WHEN ANTONI GAUDÍ became the chief architect for Barcelona’s Sagrada Família Basilica in fall 1883, he had no illusions that he would live to see its completion. “There is no reason to regret that I cannot finish the church,” he said. “I will grow old, but others will come after me. What must always be conserved is the spirit of the work, but its life has to depend on the generations it is handed down to.”
After 142 years of construction, Gaudí’s masterpiece is slated to be finally completed in 2026, 100 years after Gaudí’s death. The finished basilica will have three distinct facades, only one of which was completed in Gaudí’s lifetime, and 18 towers — 12 for the apostles, four for the evangelists, one for the Virgin Mary, and the tallest and most central tower for Jesus. When you look at the Barcelona skyline from Park Güell, where the architect lived for almost 20 years, the basilica soars above the rest of the city, clothed in scaffolding. From far away, the cone-shaped, sand-colored spires look like intricate, naturally occurring stalagmites, reaching toward the heavens.
Gaudí’s iconic style — lots of curves, a heavy use of mosaic, and motifs from nature and Catalonia — was an extension of the broader artistic movement of Modernisme, the Catalonian cousin of Art Nouveau. Even though some of the visual language of the Sagrada Família had precedent in buildings such as the Castell dels Tres Dragons or the Palau de la Música Catalana, both by Lluís Domènech i Montaner, the basilica was still controversial. George Orwell once said that the Sagrada Família was “one of the most hideous buildings in the world,” and lamented that it hadn’t been destroyed during the Spanish Civil War. But more than a century later, Gaudí is widely recognized as an artistic genius, and his works have UNESCO World Heritage site status.

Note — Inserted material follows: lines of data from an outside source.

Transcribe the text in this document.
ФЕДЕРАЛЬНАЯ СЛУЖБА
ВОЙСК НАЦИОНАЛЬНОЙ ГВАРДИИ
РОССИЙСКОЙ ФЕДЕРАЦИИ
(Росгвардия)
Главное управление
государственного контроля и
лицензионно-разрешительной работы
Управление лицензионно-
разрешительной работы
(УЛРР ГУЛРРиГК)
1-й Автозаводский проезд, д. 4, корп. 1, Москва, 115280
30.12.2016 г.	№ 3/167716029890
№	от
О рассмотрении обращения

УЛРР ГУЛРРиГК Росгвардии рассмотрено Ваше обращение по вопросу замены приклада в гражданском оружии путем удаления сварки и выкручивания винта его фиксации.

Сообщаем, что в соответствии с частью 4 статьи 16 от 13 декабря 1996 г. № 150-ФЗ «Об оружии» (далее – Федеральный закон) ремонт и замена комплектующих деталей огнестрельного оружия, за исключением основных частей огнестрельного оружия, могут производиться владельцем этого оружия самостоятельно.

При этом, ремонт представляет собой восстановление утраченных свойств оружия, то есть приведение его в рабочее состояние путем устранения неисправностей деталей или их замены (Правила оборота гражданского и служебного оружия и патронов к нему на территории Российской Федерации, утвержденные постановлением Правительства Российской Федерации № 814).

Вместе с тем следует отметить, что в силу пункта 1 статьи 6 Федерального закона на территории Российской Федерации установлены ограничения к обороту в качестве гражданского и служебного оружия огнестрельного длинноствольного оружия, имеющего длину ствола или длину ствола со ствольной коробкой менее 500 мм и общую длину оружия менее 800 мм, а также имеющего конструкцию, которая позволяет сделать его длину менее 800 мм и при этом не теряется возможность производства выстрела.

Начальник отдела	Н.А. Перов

There are no exact right angles in the Sagrada Família’s design because Gaudí believed right angles didn’t occur in nature. Instead, you will find the spiral of a shell, the honeycomb structure of a beehive, the branches of a tree, and the unique curvature of a leaf. He also pioneered the mosaic technique known as trencadís, where pieces of ceramic or glass were broken into irregular shapes and applied to the surface of a form.